Cardioversion is a procedure in which an electrical shock is delivered to the heart to convert an irregular or fast heart rhythm (called an arrhythmia) to a normal heart rhythm.
During cardioversion, your doctor uses a cardioverter machine (diagram below) to send electrical energy (or a “shock”) to the heart muscle to restore the normal heart rhythm.
Cardioversion can be used to treat many types of fast or irregular heart rhythms. The most common irregular heart rhythms that require cardioversion include atrial fibrillation and atrial flutter. Life-saving cardioversion may be used to treat ventricular tachycardia and ventricular fibrillation (a rapid, life-threatening rhythm originating from the lower chambers of the heart).
Cardioversion has been recommended by your doctor to restore your heart rhythm to normal, so your heart can pump as it should. It is sometimes done in an emergency setting when fatal arrhythmias occur.
If the cardioversion procedure is recommended for you, please ask your doctor to discuss the specific risks and benefits of the procedure.
The procedure will be done in the Coronary Care Unit (CCU).
Cardioversion has been recommended by your doctor to restore your heart rhythm to normal, so you heart can pump as it should. It is sometimes done in an emergency setting when fatal arrhythmias occur.
In cases of atrial flutter and atrial fibrillation, prior to cardioversion, your doctor will discuss the risks and benefits of the procedure. He would also discuss that a pre-procedure transoesophageal echocardiogram needed to be done. This is to rule out the presence of clot in the heart. Presence of a clot would be contraindicated for the cardioversion, as cardioversion increases the chance of dislodging the clot to the brain, causing a stroke.

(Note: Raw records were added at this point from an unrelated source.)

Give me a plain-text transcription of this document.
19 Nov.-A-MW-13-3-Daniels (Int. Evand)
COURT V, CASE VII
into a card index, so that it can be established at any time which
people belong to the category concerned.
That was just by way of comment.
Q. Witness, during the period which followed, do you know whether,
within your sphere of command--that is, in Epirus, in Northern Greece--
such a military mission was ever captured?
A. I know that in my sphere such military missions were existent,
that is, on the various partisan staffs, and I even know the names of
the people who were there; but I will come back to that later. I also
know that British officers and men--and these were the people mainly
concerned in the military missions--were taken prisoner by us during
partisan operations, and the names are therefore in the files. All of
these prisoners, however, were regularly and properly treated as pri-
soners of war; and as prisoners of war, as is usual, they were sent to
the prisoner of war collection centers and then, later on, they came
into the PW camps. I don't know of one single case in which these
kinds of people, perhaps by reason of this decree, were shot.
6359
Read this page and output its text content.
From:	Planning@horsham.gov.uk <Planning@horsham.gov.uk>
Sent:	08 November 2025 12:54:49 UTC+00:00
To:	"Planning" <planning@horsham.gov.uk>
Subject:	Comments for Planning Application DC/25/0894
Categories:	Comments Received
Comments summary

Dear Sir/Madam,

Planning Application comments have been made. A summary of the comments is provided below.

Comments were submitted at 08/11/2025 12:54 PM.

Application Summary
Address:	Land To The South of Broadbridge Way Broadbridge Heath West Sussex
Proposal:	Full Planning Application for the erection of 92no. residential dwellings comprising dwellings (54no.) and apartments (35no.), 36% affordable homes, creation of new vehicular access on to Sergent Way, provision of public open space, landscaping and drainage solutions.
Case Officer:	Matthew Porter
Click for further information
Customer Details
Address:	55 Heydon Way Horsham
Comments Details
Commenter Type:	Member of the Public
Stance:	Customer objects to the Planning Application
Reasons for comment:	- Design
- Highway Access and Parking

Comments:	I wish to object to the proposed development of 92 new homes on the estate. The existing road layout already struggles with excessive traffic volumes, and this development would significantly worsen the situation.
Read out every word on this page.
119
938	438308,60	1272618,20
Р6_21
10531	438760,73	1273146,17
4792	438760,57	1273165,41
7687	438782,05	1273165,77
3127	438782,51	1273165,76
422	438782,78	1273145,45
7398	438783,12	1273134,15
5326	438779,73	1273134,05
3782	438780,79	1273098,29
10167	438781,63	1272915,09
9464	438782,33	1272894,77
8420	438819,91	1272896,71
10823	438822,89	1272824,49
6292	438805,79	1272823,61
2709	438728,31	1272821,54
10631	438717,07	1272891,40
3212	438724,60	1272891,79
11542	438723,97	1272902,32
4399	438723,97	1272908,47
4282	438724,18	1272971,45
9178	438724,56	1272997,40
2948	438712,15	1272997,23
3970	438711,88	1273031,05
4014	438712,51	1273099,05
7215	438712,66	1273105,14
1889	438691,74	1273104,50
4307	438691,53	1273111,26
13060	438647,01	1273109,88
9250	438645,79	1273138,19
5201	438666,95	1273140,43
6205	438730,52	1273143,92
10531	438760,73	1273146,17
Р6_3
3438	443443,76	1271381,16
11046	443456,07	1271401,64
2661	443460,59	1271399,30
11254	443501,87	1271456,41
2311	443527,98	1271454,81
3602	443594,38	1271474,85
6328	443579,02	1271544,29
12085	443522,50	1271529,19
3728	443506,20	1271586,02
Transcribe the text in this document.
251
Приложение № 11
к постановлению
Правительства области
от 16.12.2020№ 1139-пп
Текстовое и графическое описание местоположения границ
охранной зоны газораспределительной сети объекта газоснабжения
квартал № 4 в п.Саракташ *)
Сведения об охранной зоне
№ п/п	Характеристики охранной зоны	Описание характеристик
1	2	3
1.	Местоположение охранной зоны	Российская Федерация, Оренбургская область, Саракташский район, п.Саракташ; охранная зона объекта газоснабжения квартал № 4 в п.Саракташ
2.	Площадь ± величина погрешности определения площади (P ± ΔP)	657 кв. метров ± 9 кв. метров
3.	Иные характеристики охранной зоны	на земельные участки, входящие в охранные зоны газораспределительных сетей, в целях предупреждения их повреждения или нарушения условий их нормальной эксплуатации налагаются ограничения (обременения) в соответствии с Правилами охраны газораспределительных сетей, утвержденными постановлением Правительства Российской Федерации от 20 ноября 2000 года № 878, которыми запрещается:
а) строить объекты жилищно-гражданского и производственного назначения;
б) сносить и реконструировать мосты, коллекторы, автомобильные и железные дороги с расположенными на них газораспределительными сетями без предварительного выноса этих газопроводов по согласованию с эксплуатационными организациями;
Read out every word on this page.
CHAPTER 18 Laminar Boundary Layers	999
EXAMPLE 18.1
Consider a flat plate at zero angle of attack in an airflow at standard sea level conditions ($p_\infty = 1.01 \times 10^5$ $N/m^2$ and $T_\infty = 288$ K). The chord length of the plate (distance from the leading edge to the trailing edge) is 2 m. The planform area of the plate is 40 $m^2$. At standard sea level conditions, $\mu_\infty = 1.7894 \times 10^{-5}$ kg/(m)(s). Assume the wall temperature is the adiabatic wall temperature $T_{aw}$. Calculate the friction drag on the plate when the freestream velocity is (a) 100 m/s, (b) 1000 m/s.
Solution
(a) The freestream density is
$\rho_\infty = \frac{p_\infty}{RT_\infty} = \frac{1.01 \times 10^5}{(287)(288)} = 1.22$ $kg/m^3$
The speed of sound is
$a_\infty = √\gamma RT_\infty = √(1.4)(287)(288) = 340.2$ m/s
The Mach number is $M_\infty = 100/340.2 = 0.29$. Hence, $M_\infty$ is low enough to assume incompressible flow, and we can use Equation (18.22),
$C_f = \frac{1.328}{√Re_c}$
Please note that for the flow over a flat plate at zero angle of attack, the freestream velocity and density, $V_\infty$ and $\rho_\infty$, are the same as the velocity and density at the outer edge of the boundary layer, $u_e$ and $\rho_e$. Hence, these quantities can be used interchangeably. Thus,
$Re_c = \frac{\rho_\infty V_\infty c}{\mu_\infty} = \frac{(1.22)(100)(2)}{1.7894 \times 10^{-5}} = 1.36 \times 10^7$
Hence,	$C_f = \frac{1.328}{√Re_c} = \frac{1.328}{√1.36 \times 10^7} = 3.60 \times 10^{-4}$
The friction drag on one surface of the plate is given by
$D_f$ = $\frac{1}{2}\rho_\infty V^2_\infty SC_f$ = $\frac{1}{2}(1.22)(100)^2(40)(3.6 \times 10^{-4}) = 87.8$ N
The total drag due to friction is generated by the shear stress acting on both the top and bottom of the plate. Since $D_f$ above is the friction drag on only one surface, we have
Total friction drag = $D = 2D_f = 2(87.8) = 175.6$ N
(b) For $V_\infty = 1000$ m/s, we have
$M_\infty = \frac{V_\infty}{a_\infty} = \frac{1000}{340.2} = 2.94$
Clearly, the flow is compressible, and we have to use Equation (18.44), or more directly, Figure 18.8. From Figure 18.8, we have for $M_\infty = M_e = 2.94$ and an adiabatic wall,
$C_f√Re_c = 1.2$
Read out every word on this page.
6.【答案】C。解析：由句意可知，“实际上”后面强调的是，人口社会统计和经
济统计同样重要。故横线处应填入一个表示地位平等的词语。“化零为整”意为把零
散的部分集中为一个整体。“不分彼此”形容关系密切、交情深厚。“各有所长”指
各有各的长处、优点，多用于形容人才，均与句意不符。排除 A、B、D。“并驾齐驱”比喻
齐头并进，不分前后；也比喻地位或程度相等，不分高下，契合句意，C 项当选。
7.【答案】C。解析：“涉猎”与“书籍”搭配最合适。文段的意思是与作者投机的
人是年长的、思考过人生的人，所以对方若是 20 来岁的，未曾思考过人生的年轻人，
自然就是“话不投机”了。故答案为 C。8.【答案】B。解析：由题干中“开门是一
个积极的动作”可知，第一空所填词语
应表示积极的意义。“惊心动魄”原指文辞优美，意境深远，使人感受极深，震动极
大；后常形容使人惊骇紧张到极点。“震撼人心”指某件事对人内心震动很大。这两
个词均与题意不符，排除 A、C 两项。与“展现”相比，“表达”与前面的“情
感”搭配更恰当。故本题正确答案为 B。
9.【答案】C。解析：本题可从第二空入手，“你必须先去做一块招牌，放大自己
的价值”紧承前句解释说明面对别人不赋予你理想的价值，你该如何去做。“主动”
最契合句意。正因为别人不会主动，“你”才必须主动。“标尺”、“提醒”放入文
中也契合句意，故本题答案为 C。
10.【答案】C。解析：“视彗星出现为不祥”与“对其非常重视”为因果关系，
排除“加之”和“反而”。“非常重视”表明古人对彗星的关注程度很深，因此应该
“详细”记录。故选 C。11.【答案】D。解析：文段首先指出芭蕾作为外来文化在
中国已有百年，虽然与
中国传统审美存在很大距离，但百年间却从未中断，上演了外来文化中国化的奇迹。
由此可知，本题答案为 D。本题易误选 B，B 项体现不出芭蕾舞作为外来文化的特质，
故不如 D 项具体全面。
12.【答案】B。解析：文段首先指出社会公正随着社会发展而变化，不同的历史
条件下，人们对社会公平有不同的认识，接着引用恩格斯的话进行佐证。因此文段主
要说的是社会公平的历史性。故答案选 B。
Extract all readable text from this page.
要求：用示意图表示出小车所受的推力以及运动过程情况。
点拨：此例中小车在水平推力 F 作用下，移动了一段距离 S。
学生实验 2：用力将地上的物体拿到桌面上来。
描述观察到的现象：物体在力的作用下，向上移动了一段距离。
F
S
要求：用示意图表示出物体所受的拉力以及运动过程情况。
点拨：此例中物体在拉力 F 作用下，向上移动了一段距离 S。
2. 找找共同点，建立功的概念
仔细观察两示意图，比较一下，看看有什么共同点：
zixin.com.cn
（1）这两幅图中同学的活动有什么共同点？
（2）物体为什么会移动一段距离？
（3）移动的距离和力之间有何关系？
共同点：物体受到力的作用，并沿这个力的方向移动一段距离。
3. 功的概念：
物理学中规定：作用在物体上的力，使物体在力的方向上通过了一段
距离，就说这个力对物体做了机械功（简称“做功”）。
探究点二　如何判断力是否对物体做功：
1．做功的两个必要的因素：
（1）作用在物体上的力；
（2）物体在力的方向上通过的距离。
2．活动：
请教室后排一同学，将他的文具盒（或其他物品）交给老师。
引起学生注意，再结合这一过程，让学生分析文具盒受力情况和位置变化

Your doctor will arrange a date for you to be admitted to the hospital. Usually you are admitted on the day of the procedure; occasionally, you will be admitted the day before.
Most patients can expect to be discharged the following day; occasionally, your hospital stay may be longer if the procedure is difficult or complicated.
Your doctor should already have instructed you on what to do before the procedure.
Please check with your doctor before discontinuing any medications. The following information is a general guide only.
Continue to take all of your medications as prescribed on the day of the procedure, unless you have been given other instructions.
If you need to take medications the morning of the procedure, please only drink small sips of water to swallow them.
When you call for your procedure time, please ask the nurse for specific guidelines about taking warfarin on the day of the procedure.
If you have diabetes, ask the nurse how to adjust your diabetes medications or insulin before the procedure.
In most cases, you will be told to eat a normal meal the evening before your procedure. However, do not eat, drink or chew anything after 12 midnight before your procedure. This includes gum, mints, water, etc. If you must take medications, only take them with small sips of water. When brushing your teeth, do not swallow any water.
Wear comfortable clothes when you come to the hospital. You will change into a hospital gown for the procedure. Please leave all jewelry (including wedding rings), watches and valuables at home.
Before the procedure begins, a nurse will help you get ready. You will be given a hospital gown to change into. You may keep your clothes in a locker or you may give them to a family member.
You will lie on a bed and the nurse will start an IV (intravenous) line in a vein in your arm or hand. The IV is used to deliver medications and fluids during the procedure.
EKG patches and adhesive cardioversion pads will be placed on your chest and sometimes on your back. Men may have their chest hair shaved if necessary.
The nurse will connect you to several monitors that allow the doctors to check your heart rhythm and blood pressure during the procedure. You are continually monitored during the procedure.
No. A medication will be given through your IV to make you fall asleep during the procedure.
While you are asleep, the doctor will use the cardioverter machine (defibrillator) to deliver specific amounts of energy to your heart through the cardioversion patches. The shock interrupts the abnormal electrical rhythm and restores a normal heart rhythm.
Although the procedure only takes a few seconds, several attempts may be needed to restore the normal heart rhythm.
Overall the procedure itself takes a few minutes. However, the preparation and recovery time for the procedure may take hours. You will be monitored in the CCU until you have recovered.